Namun, lambat-laun negeri berjulukan ‘Seramoe Makkah’ ini jadi jajahan.
Lantas, apa yang dapat kita petik dari peninggalan sejarah jajahan
tersebut setelah Aceh merdeka?
Sebelum
sampai ke jawaban dari pertanyaan itu, tanpa bermaksud mengungkit
perih, duka-lara, dan dendam yang tercerabut-berpagut hingga kini, saya
mencoba memaparkan sebuah sifat keacehan yang dimiliki orang Aceh
hingga kini. Karakteristik keacehan itu kerap disematkan pada narit
maja Aceh. Salah satunya, sipeut ureueng Aceh hanjeut teupeh. Meunyo
teupèh, bu leubèh hana meuteumè rasa; meunyo hana teupèh, boh krèh jeut
taraba. Apabila di-Indonesiakan, lebih kurang memiliki makna orang Aceh
tidak boleh disinggung (hatinya). Kalau tersinggung, nasi basi pun tak
diberikan; kalau tidak disinggung, kelamin pun boleh diraba.
Mungkin,
karena sifat itu, orang Aceh gampang dijajah, karena orang Aceh begitu
mudah akrab dengan orang asing saat hatinya sudah disentuh lembut.
Bermula menyentuh dengan sangat lembut hati orang Aceh, bangsa-bangsa
pendatang mencoba menjalin ikatan kerja sama perdagangan dengan bangsa
Aceh.
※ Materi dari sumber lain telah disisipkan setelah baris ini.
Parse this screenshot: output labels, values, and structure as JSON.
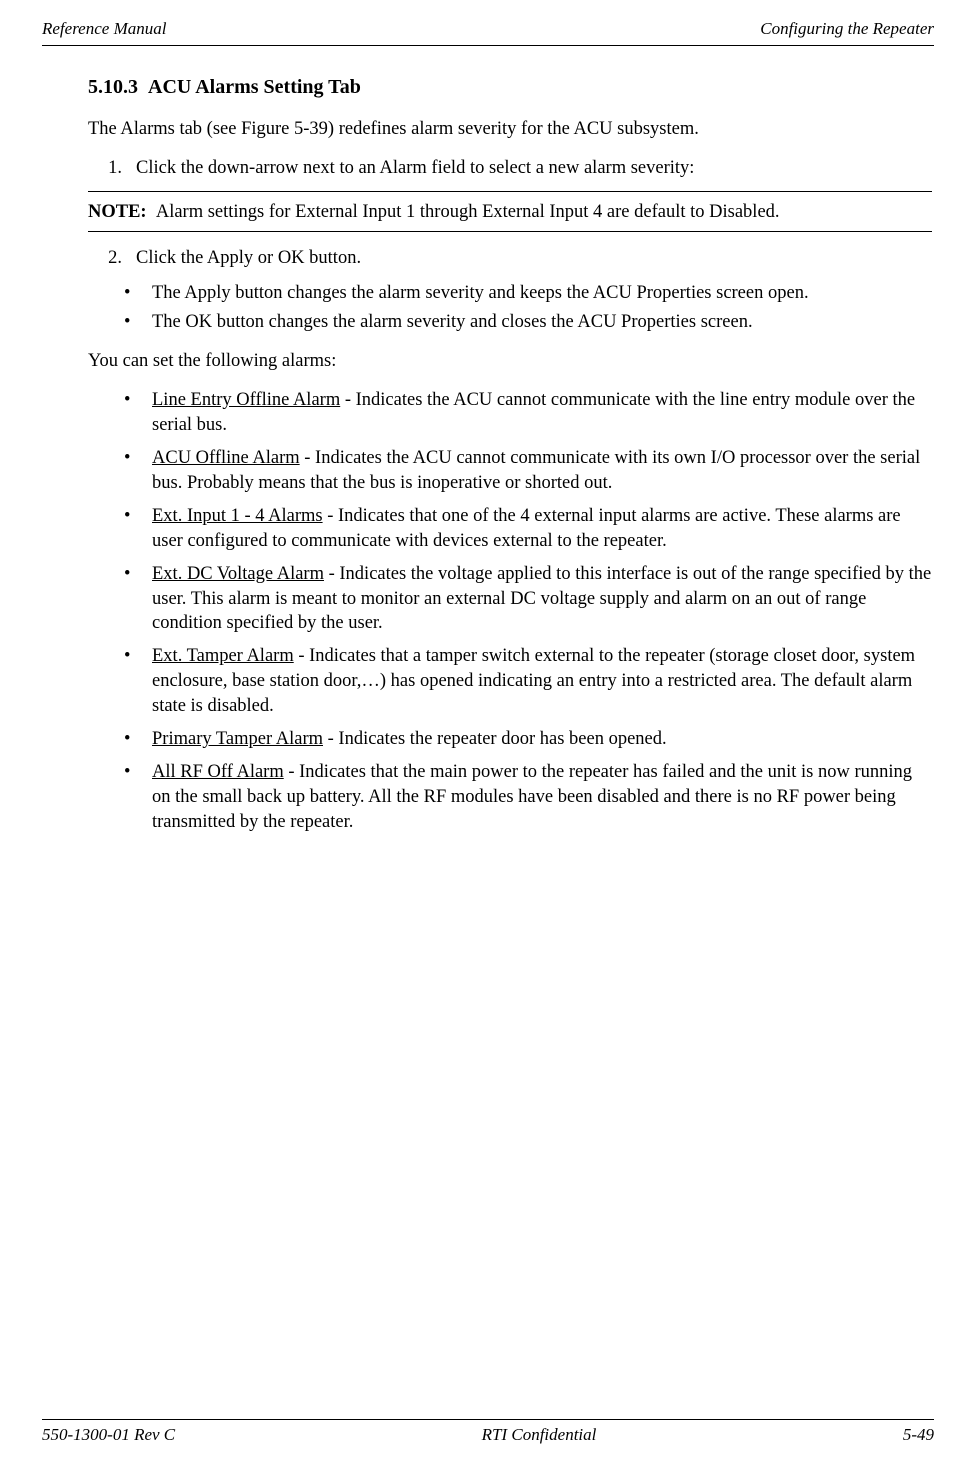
{
  "header": {
    "left": "Reference Manual",
    "right": "Configuring the Repeater"
  },
  "section": {
    "number": "5.10.3",
    "title": "ACU Alarms Setting Tab",
    "intro": "The Alarms tab (see Figure 5-39) redefines alarm severity for the ACU subsystem.",
    "step1_num": "1.",
    "step1": "Click the down-arrow next to an Alarm field to select a new alarm severity:",
    "note_label": "NOTE:",
    "note_body": "Alarm settings for External Input 1 through External Input 4 are default to Disabled.",
    "step2_num": "2.",
    "step2": "Click the Apply or OK button.",
    "step2_sub1": "The Apply button changes the alarm severity and keeps the ACU Properties screen open.",
    "step2_sub2": "The OK button changes the alarm severity and closes the ACU Properties screen.",
    "alarms_intro": "You can set the following alarms:"
  },
  "alarms": {
    "a1_name": "Line Entry Offline Alarm",
    "a1_desc": " - Indicates the ACU cannot communicate with the line entry module over the serial bus.",
    "a2_name": "ACU Offline Alarm",
    "a2_desc": " - Indicates the ACU cannot communicate with its own I/O processor over the serial bus. Probably means that the bus is inoperative or shorted out.",
    "a3_name": "Ext. Input 1 - 4 Alarms",
    "a3_desc": " - Indicates that one of the 4 external input alarms are active. These alarms are user configured to communicate with devices external to the repeater.",
    "a4_name": "Ext. DC Voltage Alarm",
    "a4_desc": " - Indicates the voltage applied to this interface is out of the range specified by the user. This alarm is meant to monitor an external DC voltage supply and alarm on an out of range condition specified by the user.",
    "a5_name": "Ext. Tamper Alarm",
    "a5_desc": " - Indicates that a tamper switch external to the repeater (storage closet door, system enclosure, base station door,…) has opened indicating an entry into a restricted area. The default alarm state is disabled.",
    "a6_name": "Primary Tamper Alarm",
    "a6_desc": " - Indicates the repeater door has been opened.",
    "a7_name": "All RF Off Alarm",
    "a7_desc": " - Indicates that the main power to the repeater has failed and the unit is now running on the small back up battery. All the RF modules have been disabled and there is no RF power being transmitted by the repeater."
  },
  "footer": {
    "left": "550-1300-01 Rev C",
    "center": "RTI Confidential",
    "right": "5-49"
  }
}
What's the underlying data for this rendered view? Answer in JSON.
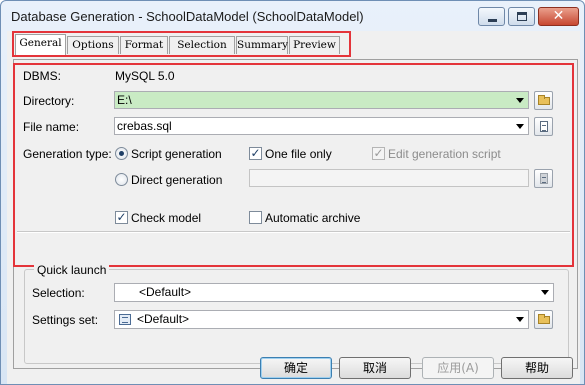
{
  "window": {
    "title": "Database Generation - SchoolDataModel (SchoolDataModel)"
  },
  "window_controls": {
    "close": "✕"
  },
  "tabs": [
    {
      "label": "General",
      "active": true
    },
    {
      "label": "Options",
      "active": false
    },
    {
      "label": "Format",
      "active": false
    },
    {
      "label": "Selection",
      "active": false
    },
    {
      "label": "Summary",
      "active": false
    },
    {
      "label": "Preview",
      "active": false
    }
  ],
  "general": {
    "dbms_label": "DBMS:",
    "dbms_value": "MySQL 5.0",
    "directory_label": "Directory:",
    "directory_value": "E:\\",
    "filename_label": "File name:",
    "filename_value": "crebas.sql",
    "gentype_label": "Generation type:",
    "script_generation": "Script generation",
    "direct_generation": "Direct generation",
    "one_file_only": "One file only",
    "edit_generation_script": "Edit generation script",
    "direct_value": "",
    "check_model": "Check model",
    "automatic_archive": "Automatic archive",
    "check_mark": "✓"
  },
  "quick_launch": {
    "title": "Quick launch",
    "selection_label": "Selection:",
    "selection_value": "<Default>",
    "settings_label": "Settings set:",
    "settings_value": "<Default>"
  },
  "buttons": {
    "ok": "确定",
    "cancel": "取消",
    "apply": "应用(A)",
    "help": "帮助"
  },
  "colors": {
    "highlight": "#e4343a",
    "directory_bg": "#c9ebc4",
    "accent": "#1f3f66"
  }
}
Kemudian, orang Aceh yang sudah tersentuh hatinya, dengan gampang
dan gamblang menyerahkan yang dia punya kepada bangsa pendatang tadi.
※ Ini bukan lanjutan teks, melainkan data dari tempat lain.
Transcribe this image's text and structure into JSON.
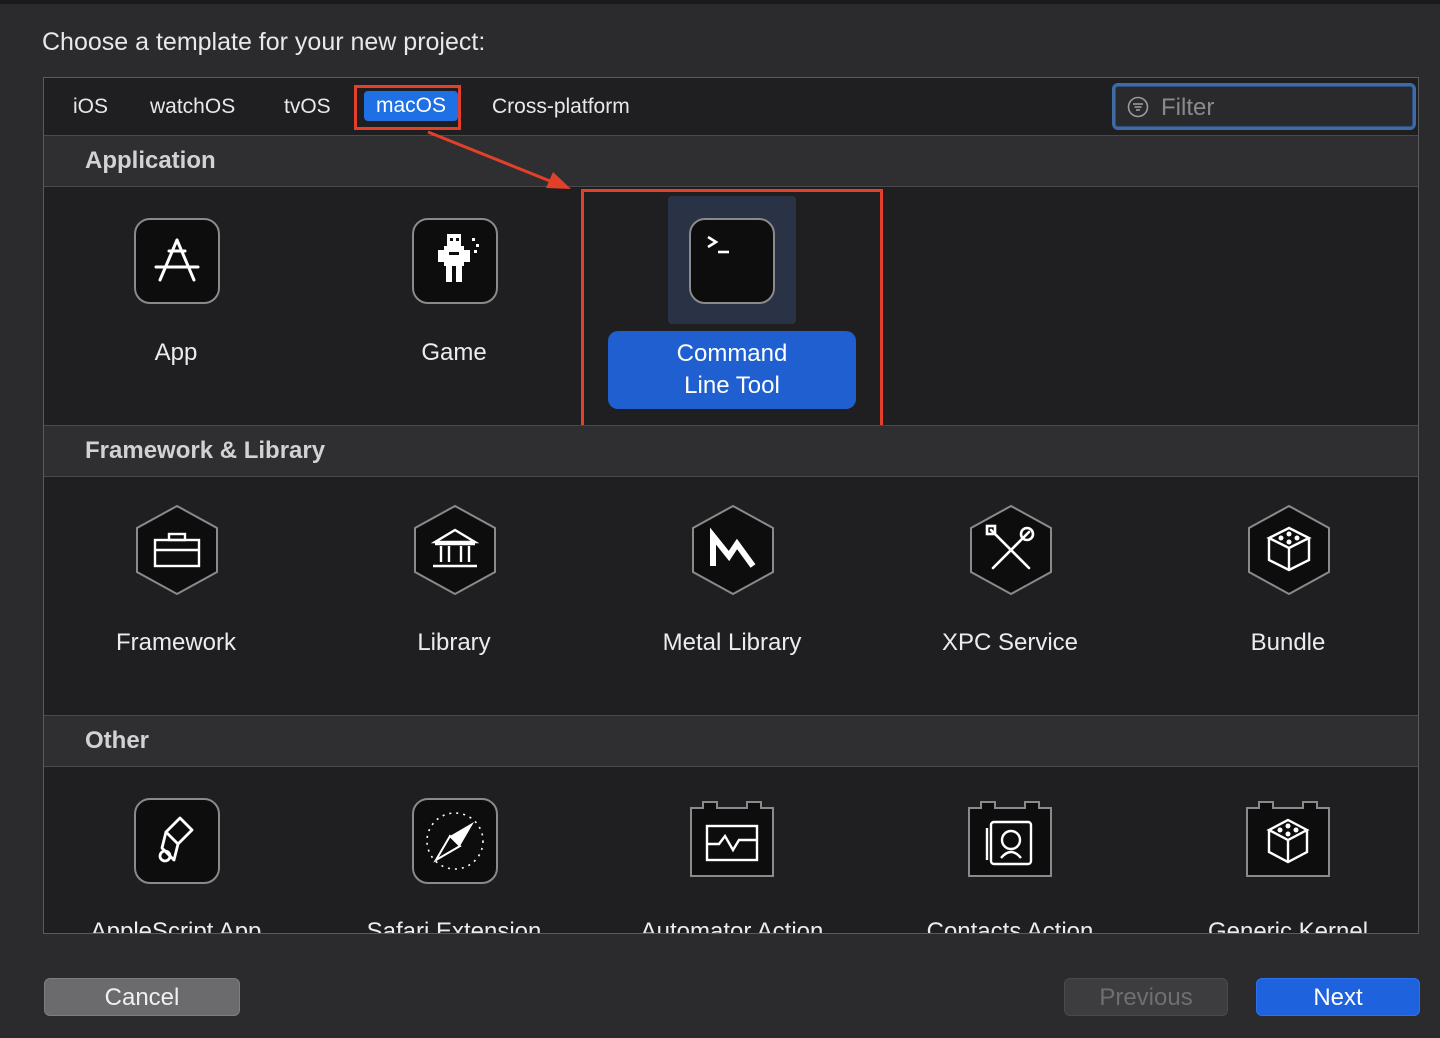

Saat itu, tanpa disadari Aceh telah dijajah. Maka, ketika telah sadar
dirinya dijajah, orang Aceh yang lebih senang menyebut dirinya ureung
Aceh akan bangkit dengan segala daya dan upaya. Saat seperti inilah,
keacehan itu timbul kembali, yakni daripada hidup di bawah kaki
penjajah meski diberi pangkat dan harta berlimpah lebih baik mati
bersimbah darah atau mati berkalang tanah. Hal ini juga dinukilkan dalam
narit maja Aceh: daripada juléng göt buta; daripada capiek göt patah,
daripada singèt göt rhô meubalék (daripada juling lebih baik buta,
daripada pincang lebih baik patah, daripada miring lebih baik tumpah
semua). Yang lebih tegas lagi, daripada na göt hana (daripada ada,
lebih baik tidak ada).
Maka
dari itu, perjuangan dengan gencar melawan penjajah dilakukan ureueng
Aceh hingga akhirnya penjajah lari pulang tunggang-langgang ke asalnya,
mengakui keperkasaan Aceh. Lantas, setelah penjajah itu pulang ke
asalnya, apa yang tersisa dari sebuah peninggalannya? Sebut saja salah
satu penjajah Aceh adalah bangsa Portugis. Menurut catatan sejarah,
bangsa Eropa itu menjajah Aceh terutama di pantai barat Aceh, tepatnya
Lamno. Seperti bangsa Eropa penjajah lainnya (Belanda dan Inggris),
Portugis juga memainkan taktiknya dengan mencoba merebut hati orang
Aceh. Pembauran kedua etnis ini pun terjadi.
Orang
Aceh ada yang dinikahi oleh orang Portugis, lalu mempunyai keturunan.
Setelah Portugis berhasil dikalahkan Aceh hingga kembali ke asalnya,
yakni Eropa, keturunan Portugis itu ada yang tertinggal di Aceh.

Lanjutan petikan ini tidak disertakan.